On Jun 6, 2014, at 7:51 PM, Roman Mamedov <rm@xxxxxxxxxxx> wrote:
> Try again with "oflag=direct";
> 
> If that doesn't help, remember this is a 4K-sector drive, maybe you should
> retry with bs=4096 (recalculating the offset so it still writes to the proper
> place).

# smartctl -t select,430195536-max /dev/sda

The next bad LBA reported by SMART is 430235856.

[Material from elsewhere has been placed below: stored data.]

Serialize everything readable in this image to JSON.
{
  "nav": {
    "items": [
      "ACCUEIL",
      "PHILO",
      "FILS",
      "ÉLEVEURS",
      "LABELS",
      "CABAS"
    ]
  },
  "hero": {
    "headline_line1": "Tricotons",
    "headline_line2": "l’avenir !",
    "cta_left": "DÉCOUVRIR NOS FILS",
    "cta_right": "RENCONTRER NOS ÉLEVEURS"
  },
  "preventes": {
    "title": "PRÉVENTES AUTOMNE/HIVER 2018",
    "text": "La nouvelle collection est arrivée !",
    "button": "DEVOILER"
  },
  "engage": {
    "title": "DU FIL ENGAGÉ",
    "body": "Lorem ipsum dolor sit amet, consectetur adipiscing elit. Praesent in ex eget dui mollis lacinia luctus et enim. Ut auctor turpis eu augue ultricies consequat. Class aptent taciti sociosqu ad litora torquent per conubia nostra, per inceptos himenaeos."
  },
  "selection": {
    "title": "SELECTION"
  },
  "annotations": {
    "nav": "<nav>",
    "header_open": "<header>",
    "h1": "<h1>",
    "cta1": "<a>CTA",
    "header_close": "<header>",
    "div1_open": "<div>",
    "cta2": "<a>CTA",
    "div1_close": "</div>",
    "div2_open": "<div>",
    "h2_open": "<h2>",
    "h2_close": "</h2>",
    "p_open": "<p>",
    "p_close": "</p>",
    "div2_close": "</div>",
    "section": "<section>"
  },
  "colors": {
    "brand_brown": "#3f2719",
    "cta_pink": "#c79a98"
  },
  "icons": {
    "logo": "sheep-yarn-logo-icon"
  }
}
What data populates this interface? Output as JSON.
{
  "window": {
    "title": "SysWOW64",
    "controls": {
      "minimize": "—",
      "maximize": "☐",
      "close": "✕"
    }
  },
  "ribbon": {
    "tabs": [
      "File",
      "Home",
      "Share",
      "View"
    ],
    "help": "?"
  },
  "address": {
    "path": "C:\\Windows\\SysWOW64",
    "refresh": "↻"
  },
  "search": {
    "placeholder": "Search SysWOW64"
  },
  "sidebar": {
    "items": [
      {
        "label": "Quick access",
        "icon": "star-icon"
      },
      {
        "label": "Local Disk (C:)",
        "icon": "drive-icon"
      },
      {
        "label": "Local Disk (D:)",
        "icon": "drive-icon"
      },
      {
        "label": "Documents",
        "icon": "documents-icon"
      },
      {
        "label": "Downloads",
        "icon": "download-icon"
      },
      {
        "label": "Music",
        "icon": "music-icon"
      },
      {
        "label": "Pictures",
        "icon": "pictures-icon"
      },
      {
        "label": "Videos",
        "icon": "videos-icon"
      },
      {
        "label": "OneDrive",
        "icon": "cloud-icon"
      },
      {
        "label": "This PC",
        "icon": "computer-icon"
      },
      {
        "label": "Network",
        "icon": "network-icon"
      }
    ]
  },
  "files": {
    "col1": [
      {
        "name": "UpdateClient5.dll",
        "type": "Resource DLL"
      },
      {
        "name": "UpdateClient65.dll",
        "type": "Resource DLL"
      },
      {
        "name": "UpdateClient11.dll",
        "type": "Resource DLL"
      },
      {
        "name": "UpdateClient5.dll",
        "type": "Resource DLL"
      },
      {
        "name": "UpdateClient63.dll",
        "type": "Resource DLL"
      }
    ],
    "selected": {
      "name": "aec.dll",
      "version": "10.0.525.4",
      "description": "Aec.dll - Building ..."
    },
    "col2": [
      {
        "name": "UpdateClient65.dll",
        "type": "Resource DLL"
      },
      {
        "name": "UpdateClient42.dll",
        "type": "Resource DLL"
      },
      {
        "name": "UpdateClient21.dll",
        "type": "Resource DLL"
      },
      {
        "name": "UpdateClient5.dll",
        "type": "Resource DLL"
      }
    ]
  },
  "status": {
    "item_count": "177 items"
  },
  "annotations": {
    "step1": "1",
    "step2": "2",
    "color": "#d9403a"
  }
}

# dd if=/dev/sda skip=430235856 count=1 | hexdump -C
dd: error reading ‘/dev/sda’: Input/output error
0+0 records in
0+0 records out
0 bytes (0 B) copied, 6.97353 s, 0.0 kB/s

# dd if=/dev/zero of=/dev/sda seek=430235856 count=1
dd: writing to ‘/dev/sda’: Input/output error
1+0 records in
0+0 records out
0 bytes (0 B) copied, 3.69641 s, 0.0 kB/s

# dd if=/dev/zero of=/dev/sda seek=430235856 count=8
8+0 records in
8+0 records out
4096 bytes (4.1 kB) copied, 2.50232 s, 1.6 kB/s

# dd if=/dev/sda skip=430235856 count=1 | hexdump -C
1+0 records in
1+0 records out
512 bytes (512 B) copied00000000  00 00 00 00 00 00 00 00  00 00 00 00 00 00 00 00  |................|
, 0.287629 s, 1.8 kB/s
*
00000200

###This command with count=8 worked. I don't know why it worked this time, it didn't with the earlier LBA.  When I issue the read command above piped through hexdump that had failed, now it works. Further when I check smart attributes, the current pending sector count has dropped by a value of 8. That seems conclusive the bad sector has been remapped.

So I'll keep doing selective offline tests to find bad sectors, and write to them this way and report back.